Mengenai hakikat utama mediasi agama ini, penjelasannya mungkin berbeda, namun tidak menghalangi kesepakatan yang luas mengenai kekuatan pengaturannya. Para pemikir keagamaan, seperti Pascal atau Chesterton, melihat di dalamnya efek penataan dari Deus absconditus yang, karena fakta ia luput dari perhitungan manusia, melakukan tindakan takdir terhadap mereka, yang hanya dapat diterima oleh akal budi.
Para antropolog dan ahli teori sosial, seperti Durkheim dan ahli warisnya, melihatnya sebagai produk yang muncul dari interaksi individu, tidak diakui oleh mereka yang berkepentingan, dan dieksternalisasi, dengan kata lain transformasi spontan dari titik tetap endogen dari proses sosial dalam titik tetap eksogen, yang bagaimanapun mereka tidak menafsirkannya sebagai ilusi yang mengasingkan, seperti halnya Marxisme, namun sebagai reifikasi yang membebaskan. Berikut adalah bagaimana Durkheim sendiri merumuskan tesis ini ketika ia mencatat dan membenarkan sifat agama dari hukum pidana:
Saat kita menuntut pemberantasan kejahatan, bukan diri kita sendiri yang ingin kita balas, tapi sesuatu yang sakral yang kita rasakan kurang lebih membingungkan di luar dan di atas kita. Kami memahami hal ini dengan cara yang berbeda tergantung pada waktu dan lingkungan; terkadang itu adalah gagasan sederhana, seperti moralitas, kewajiban; paling sering, kita mewakilinya dalam bentuk satu atau lebih makhluk konkret: nenek moyang, keilahian.

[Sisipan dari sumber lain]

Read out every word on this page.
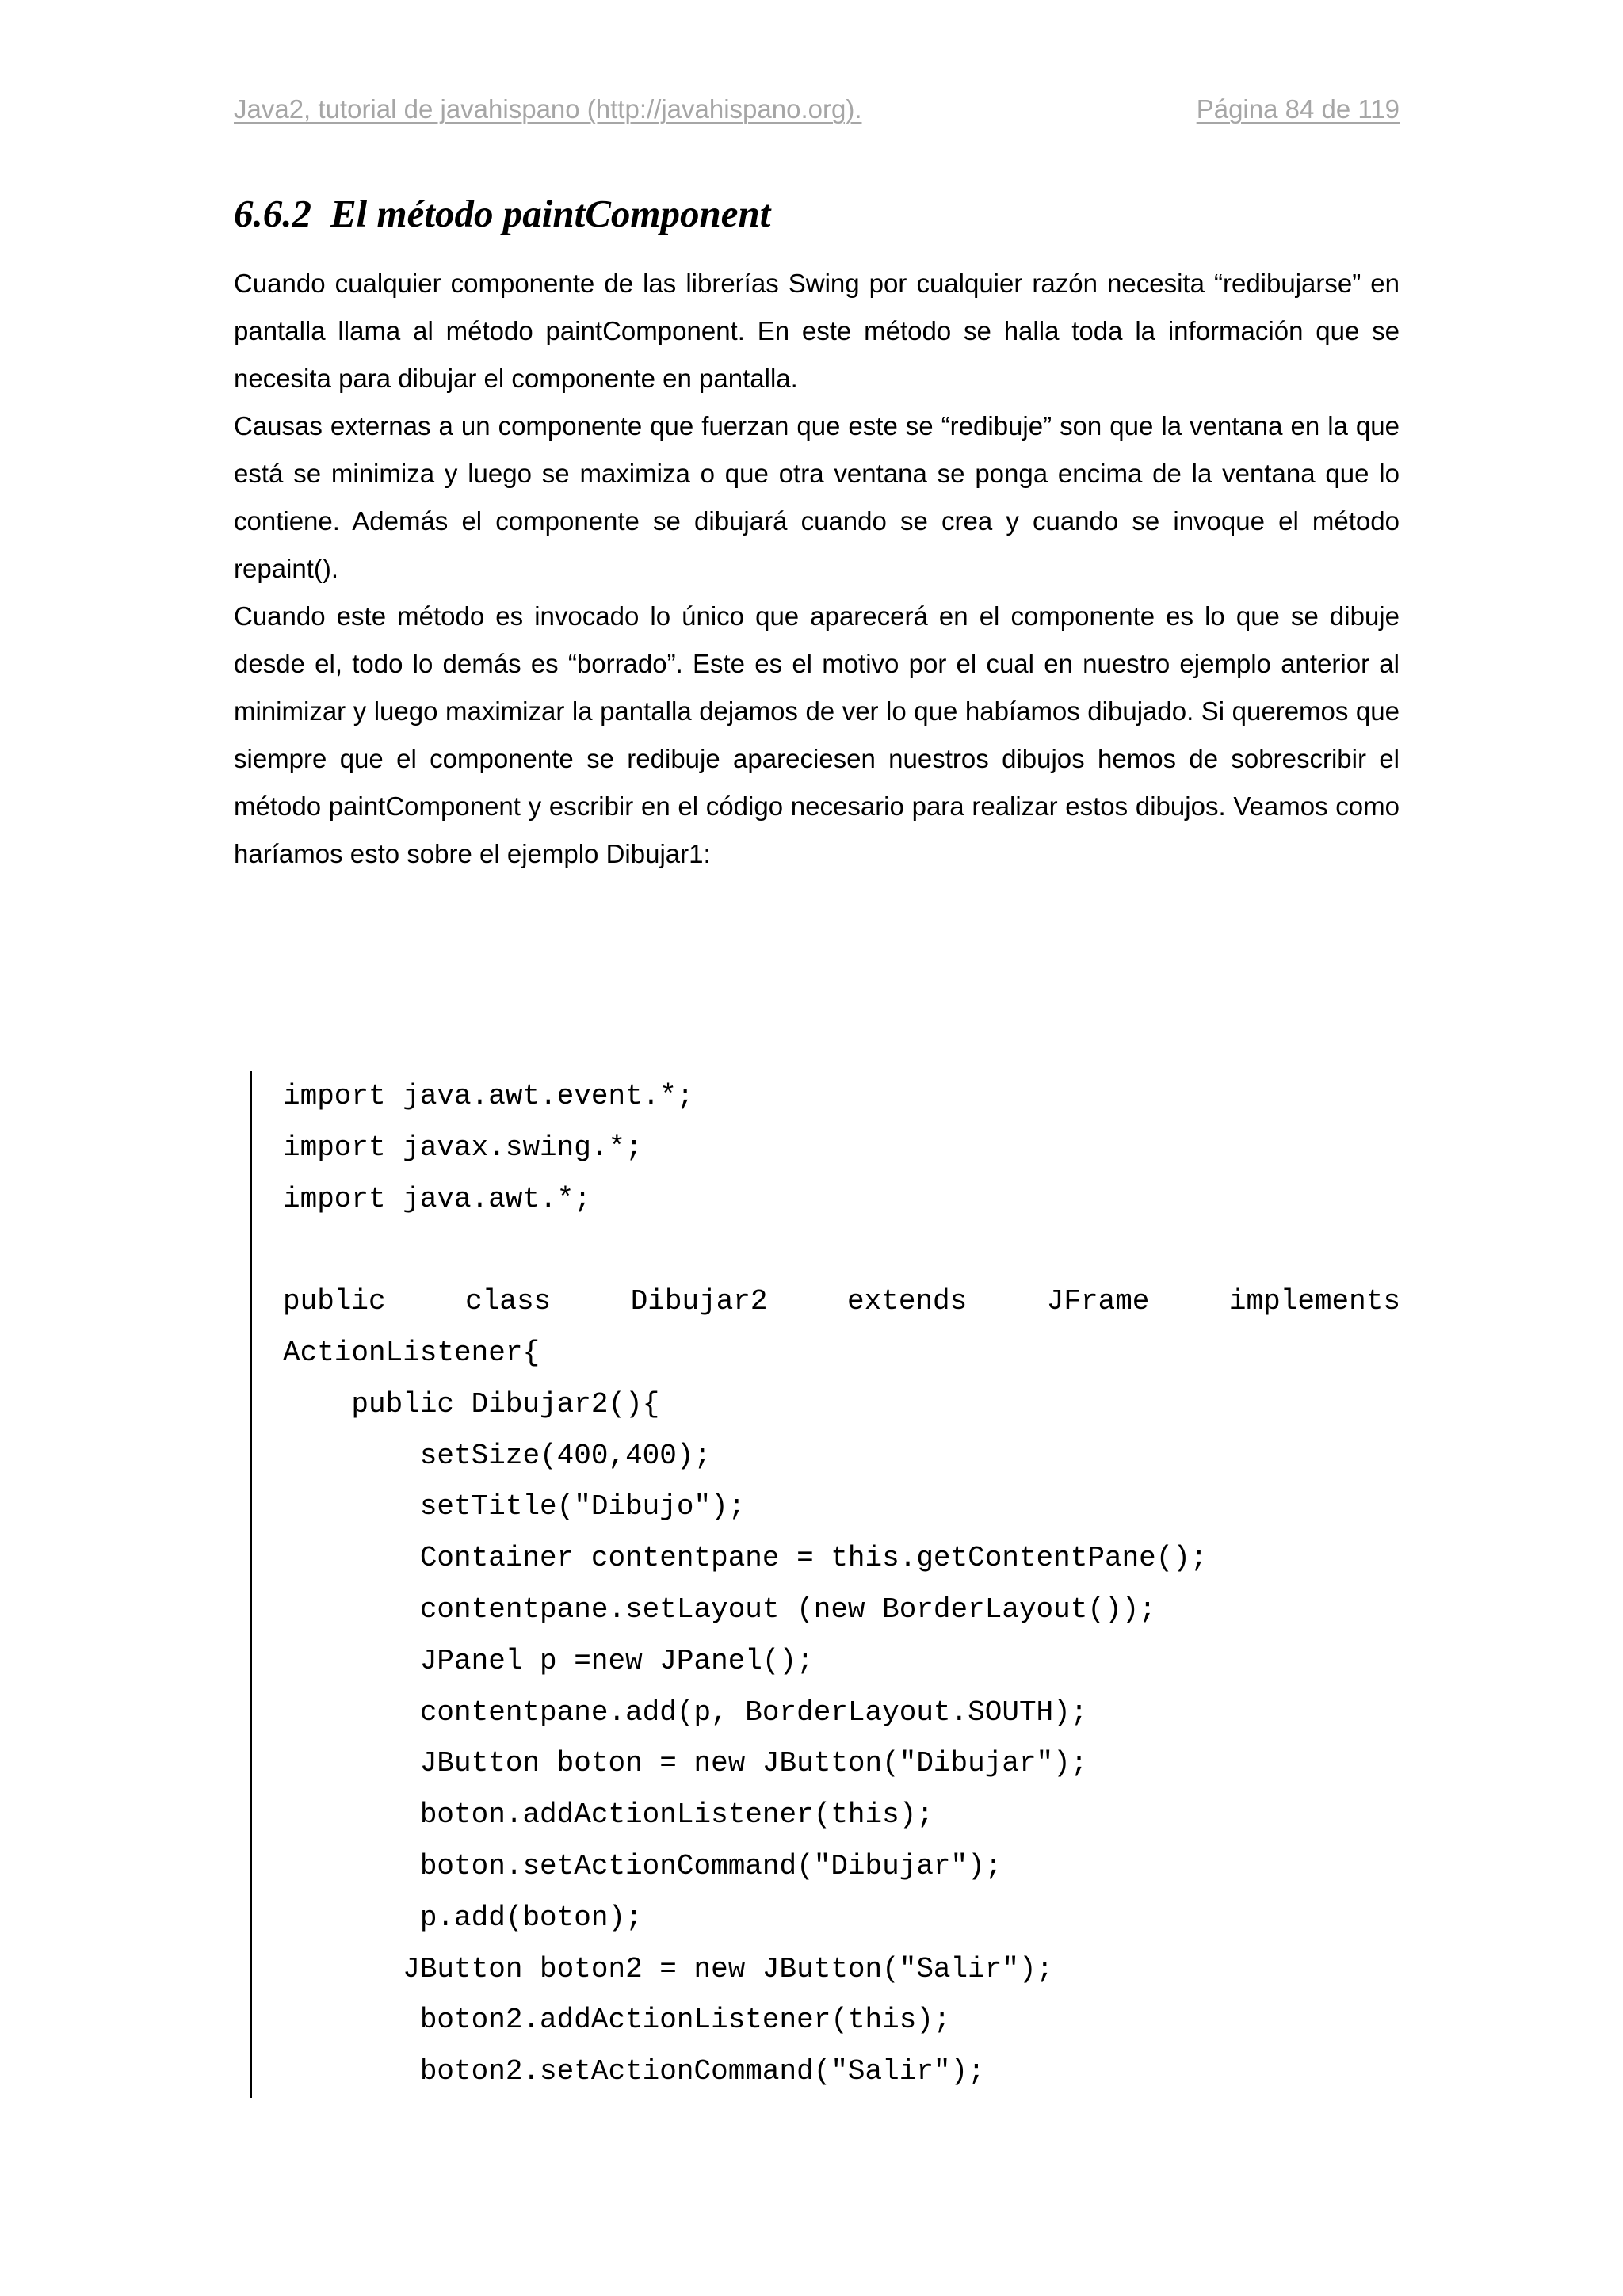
Java2, tutorial de javahispano (http://javahispano.org).	Página 84 de 119
6.6.2 El método paintComponent

Cuando cualquier componente de las librerías Swing por cualquier razón necesita “redibujarse” en pantalla llama al método paintComponent. En este método se halla toda la información que se necesita para dibujar el componente en pantalla.

Causas externas a un componente que fuerzan que este se “redibuje” son que la ventana en la que está se minimiza y luego se maximiza o que otra ventana se ponga encima de la ventana que lo contiene. Además el componente se dibujará cuando se crea y cuando se invoque el método repaint().

Cuando este método es invocado lo único que aparecerá en el componente es lo que se dibuje desde el, todo lo demás es “borrado”. Este es el motivo por el cual en nuestro ejemplo anterior al minimizar y luego maximizar la pantalla dejamos de ver lo que habíamos dibujado. Si queremos que siempre que el componente se redibuje apareciesen nuestros dibujos hemos de sobrescribir el método paintComponent y escribir en el código necesario para realizar estos dibujos. Veamos como haríamos esto sobre el ejemplo Dibujar1:

import java.awt.event.*;
import javax.swing.*;
import java.awt.*;
public	class	Dibujar2	extends	JFrame	implements
ActionListener{
public Dibujar2(){
setSize(400,400);
setTitle("Dibujo");
Container contentpane = this.getContentPane();
contentpane.setLayout (new BorderLayout());
JPanel p =new JPanel();
contentpane.add(p, BorderLayout.SOUTH);
JButton boton = new JButton("Dibujar");
boton.addActionListener(this);
boton.setActionCommand("Dibujar");
p.add(boton);
JButton boton2 = new JButton("Salir");
boton2.addActionListener(this);
boton2.setActionCommand("Salir");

Inilah sebabnya mengapa hukum pidana tidak hanya pada dasarnya bersifat keagamaan, namun selalu mempunyai ciri religiusitas tertentu; Tentu saja, gambaran ini hanyalah ilusi; memang diri kita sendirilah yang membalas dendam dalam artian, kita memuaskan diri kita sendiri, karena hanya pada diri kita sendirilah perasaan tersinggung itu ditemukan. Tapi ilusi ini perlu. ;
Fatamorgana ini tidak dapat dihindari, dalam satu atau lain bentuk, hal ini akan terjadi selama masih ada sistem yang represif. Karena, jika tidak, yang ada hanyalah perasaan kolektif dengan intensitas yang biasa-biasa saja dalam diri kita, dan, dalam hal ini, tidak akan ada lagi rasa sakit. Oleh karena itu, adalah salah untuk menyerang karakter penebusan yang bersifat kuasi-religius ini dan menjadikannya semacam superfetasi parasit. Sebaliknya, itu merupakan elemen integral dari kalimat.
Hipotesis ini mempunyai cakupan yang lebih umum dan mungkin tidak kehilangan kekuatan apa pun. Agama bisa masuk ke dalam krisis dan tidak ada satu pun bentuk krisis yang dapat dijamin akan bertahan, namun krisis agama terjadi pada masyarakat yang kohesinya terjamin. Hukum ini sama kuatnya dengan hukum alam lainnya. Di luar semua keinginan, tidak diragukan lagi hal ini merupakan pembenaran tertinggi atas sikap keagamaan dan jaminan kelestariannya.